The hardware demonstrated in the nine-qubit prototype mentioned above drew some encouraging reviews from quantum computing experts, including Scott Aaronson, a notable researcher in the field. According to him, the qubits Martinis demonstrated were of “higher quality” than those of the D-Wave machine and represented a viable path to a scalable system. Matthias Troyer, a computational physicist at the Swiss Federal Institute of Technology in Zurich, thinks the Google effort has accelerated the timeline for practical quantum computing, noting that the company has demonstrated how they can achieve that goal. Although a 50-qubit system could be possible as early as the end of 2017, the general consensus is that the technology will need to cook for at least another two years or so.
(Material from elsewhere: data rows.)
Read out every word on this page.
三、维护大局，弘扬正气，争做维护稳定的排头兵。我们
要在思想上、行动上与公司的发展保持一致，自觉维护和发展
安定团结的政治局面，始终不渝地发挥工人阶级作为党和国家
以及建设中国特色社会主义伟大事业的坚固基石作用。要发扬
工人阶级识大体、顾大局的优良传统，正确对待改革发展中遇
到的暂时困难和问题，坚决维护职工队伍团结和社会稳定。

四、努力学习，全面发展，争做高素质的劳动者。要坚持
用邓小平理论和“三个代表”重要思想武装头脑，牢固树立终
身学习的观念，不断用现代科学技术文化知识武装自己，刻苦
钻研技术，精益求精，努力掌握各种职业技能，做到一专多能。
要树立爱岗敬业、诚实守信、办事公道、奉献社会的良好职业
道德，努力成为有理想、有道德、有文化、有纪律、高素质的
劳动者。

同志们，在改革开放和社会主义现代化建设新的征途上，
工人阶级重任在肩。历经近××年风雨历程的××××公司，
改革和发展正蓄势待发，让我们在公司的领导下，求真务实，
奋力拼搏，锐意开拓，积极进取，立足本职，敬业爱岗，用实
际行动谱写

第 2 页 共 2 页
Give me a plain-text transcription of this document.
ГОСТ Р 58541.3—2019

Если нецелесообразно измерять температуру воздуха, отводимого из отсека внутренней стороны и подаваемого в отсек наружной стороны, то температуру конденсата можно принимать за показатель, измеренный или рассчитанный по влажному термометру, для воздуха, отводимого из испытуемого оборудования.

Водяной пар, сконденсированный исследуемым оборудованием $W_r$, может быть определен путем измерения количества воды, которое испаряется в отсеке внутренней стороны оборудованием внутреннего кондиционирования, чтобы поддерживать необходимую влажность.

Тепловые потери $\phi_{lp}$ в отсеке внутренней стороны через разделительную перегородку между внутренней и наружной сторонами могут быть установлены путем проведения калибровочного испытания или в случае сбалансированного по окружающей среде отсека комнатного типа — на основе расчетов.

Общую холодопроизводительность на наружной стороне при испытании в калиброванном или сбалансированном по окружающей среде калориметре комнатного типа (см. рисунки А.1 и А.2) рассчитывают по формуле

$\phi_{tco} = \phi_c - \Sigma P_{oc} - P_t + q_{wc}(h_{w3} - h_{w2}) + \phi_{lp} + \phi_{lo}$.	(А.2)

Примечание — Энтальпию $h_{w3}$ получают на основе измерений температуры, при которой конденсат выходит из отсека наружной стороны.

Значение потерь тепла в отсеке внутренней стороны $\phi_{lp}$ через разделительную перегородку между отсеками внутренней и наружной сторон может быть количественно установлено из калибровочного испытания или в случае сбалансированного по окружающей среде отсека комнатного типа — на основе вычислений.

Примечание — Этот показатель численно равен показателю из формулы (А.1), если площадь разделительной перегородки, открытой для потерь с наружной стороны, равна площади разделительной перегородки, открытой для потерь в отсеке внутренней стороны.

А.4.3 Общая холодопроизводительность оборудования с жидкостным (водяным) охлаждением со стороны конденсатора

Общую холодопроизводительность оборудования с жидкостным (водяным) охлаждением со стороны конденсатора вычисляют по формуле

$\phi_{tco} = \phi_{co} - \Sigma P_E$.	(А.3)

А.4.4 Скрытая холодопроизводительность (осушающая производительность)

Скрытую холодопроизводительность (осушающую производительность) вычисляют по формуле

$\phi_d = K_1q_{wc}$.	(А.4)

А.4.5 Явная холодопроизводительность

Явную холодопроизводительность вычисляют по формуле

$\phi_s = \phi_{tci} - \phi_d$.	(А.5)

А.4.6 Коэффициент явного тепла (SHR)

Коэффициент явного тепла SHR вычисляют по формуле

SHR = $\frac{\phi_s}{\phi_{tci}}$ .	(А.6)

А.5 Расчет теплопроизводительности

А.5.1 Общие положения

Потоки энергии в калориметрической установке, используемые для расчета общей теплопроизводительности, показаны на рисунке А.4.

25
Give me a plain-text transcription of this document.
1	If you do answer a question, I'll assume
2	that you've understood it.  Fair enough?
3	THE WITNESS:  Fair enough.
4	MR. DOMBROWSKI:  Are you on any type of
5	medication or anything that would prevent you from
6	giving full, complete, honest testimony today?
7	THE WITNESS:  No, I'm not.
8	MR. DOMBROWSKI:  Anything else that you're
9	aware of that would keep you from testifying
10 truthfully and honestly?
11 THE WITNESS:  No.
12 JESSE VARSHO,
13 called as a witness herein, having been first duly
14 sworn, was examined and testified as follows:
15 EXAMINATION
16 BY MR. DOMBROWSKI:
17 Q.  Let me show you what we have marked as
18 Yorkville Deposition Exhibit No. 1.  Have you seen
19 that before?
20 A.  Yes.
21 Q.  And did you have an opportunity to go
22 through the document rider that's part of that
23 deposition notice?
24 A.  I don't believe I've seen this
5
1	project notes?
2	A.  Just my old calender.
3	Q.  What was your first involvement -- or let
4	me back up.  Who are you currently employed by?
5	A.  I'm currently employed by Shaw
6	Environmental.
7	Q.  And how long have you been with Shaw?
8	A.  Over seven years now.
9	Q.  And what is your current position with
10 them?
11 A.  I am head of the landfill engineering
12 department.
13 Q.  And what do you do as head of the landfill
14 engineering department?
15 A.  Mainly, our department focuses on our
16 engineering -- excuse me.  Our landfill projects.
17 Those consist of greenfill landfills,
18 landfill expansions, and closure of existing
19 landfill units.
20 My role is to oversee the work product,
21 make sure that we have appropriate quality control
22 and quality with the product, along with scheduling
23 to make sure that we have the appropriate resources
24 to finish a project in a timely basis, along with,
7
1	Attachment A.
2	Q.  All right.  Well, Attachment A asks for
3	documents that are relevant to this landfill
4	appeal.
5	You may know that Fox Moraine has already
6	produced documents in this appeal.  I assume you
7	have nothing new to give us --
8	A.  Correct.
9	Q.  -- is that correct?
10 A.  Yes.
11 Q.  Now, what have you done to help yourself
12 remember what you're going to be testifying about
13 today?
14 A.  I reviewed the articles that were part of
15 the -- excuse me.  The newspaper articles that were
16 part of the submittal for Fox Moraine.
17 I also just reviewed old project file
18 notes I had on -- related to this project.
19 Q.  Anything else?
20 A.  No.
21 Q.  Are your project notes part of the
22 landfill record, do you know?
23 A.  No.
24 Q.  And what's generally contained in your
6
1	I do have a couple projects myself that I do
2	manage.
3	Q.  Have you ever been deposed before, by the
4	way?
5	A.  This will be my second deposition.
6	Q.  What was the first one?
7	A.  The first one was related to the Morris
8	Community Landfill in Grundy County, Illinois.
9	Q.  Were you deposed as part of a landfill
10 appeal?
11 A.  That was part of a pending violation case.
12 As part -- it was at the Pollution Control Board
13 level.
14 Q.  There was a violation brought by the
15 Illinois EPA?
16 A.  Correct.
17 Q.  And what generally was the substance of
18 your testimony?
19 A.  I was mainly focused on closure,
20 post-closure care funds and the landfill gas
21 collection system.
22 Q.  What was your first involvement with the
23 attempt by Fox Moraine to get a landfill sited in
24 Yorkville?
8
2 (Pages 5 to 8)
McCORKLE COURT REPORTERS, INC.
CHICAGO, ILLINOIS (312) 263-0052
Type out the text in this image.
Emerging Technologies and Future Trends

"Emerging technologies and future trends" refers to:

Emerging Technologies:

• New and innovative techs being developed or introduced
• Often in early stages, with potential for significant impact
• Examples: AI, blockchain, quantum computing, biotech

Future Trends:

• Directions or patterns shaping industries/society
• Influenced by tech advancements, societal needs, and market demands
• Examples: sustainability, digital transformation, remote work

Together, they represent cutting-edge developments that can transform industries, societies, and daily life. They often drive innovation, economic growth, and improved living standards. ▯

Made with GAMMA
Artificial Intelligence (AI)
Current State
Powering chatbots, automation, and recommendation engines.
But that could mean a working quantum computer may appear before an exascale supercomputer runs its first matrix multiplication, which is scheduled to happen around the turn of the decade. Although HPC systems today are deterministic, there are many applications run on these machines that are more probabilistic in nature, that is, at their heart they are optimization problems tailor-made for quantum computing. Certainly, such fundamental problems as molecular modeling lends itself to quantum computation. But even more traditional HPC applications, like weather forecasting, financial risk analysis, and drug discovery can be recast as optimization problems. The prospect of quantum computing at the approach of the exascale era could split high performance computing into two different paths.

All of this is yet to be written of course. But Google’s entry into the quantum computing fray is significant. It’s one thing for a small Canadian startup like D-Wave to be driving the commercialization of the technology; it’s quite another for one of the most successful tech companies of the 21st century to be doing it. Google is not alone in this regard. Intel, Microsoft, and IBM all have research projects underway to advance the technology. And you can be sure they and their stockholders are not in it to win Nobel prizes. The days of commercial quantum computing as an oxymoron may be coming to an end.